The original Avengers was also about arms races and developing dangerous weapons as precautions. Winter Soldier delved heavily on the subjects of espionage and surveillance in a computerized world, their dangers and how much of them we can allow. It was a relevant movie and will remain so for a while and that is one of the things that made it one of the best superhero movies of all time, above more superfluous efforts like Thor. And this is not limited to only superhero movies. The Hunger Games as had many things to say about the media and the controlling and manipulation of the masses though them. It has also dealt with inequality, and a specific kind of class warfare. Divergent tries to say something about identity and social construction though it fails miserably.
On the animation side of things, the current trend is often to make them joke-filled comedies and in that regard they are becoming increasingly clever. Just look at the joke per minute ratio of say The Lego Movie or Cloudy With a Chance of Meatballs. And these are not jokes designed all for a specific public. There are those that are aimed at children, sure, but there are also those that only more mature and older watchers will be able to understand. I'll not go into sci-fi because the nature of the genre has always made it a vehicle for interesting ideas but if you think it has become dumber, gaze The Edge of Tomorrow, The Matrix and Mad Max : Fury Road and tell me there is nothing to be said about them. I am even told some people find Inception interesting...

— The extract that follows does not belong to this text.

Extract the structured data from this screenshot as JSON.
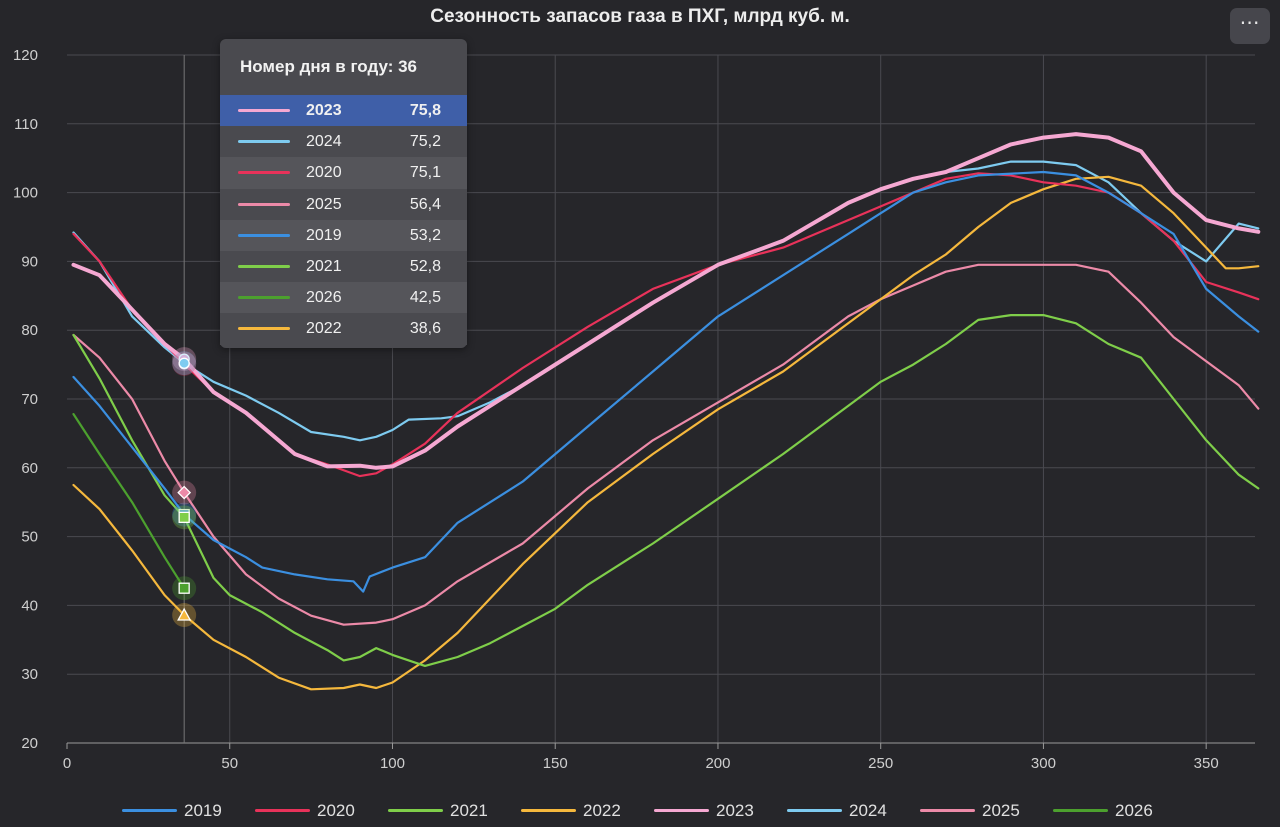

We will always need indie and auteur movies to really dig into the things that matter, to explore the depths of the human heart and to wrench knowledge out of the human soul. But blockbusters do do their parts, maybe more than ever before. They deserve some credit.
At least some of them do. Of course, most are still indigestible drivel unworthy of an afterthought, though entertaining they may be.
I'll add this : the industry is not (completely) responsible for its audiences preference for easy to consume brainless content. Always and everywhere, most people prefer the mass-appeal stuff that does not challenge them. 200 hundred years ago the most popular romances and novels among the literate were not were the literary gems we have conserved in our collective memories and that our schools would very much like for us to read once in a while. They were terrible pieces no one remembers that were easy to read and had little to say and engaged no one. And I am sure there were some awful radio shows in the 1900s that were incredibly popular. The best works will never be the most popular among the general population for its own fault and we are all, even the denizens of this fine forum (and me the first), partly, if ever so slightly, to blame for it.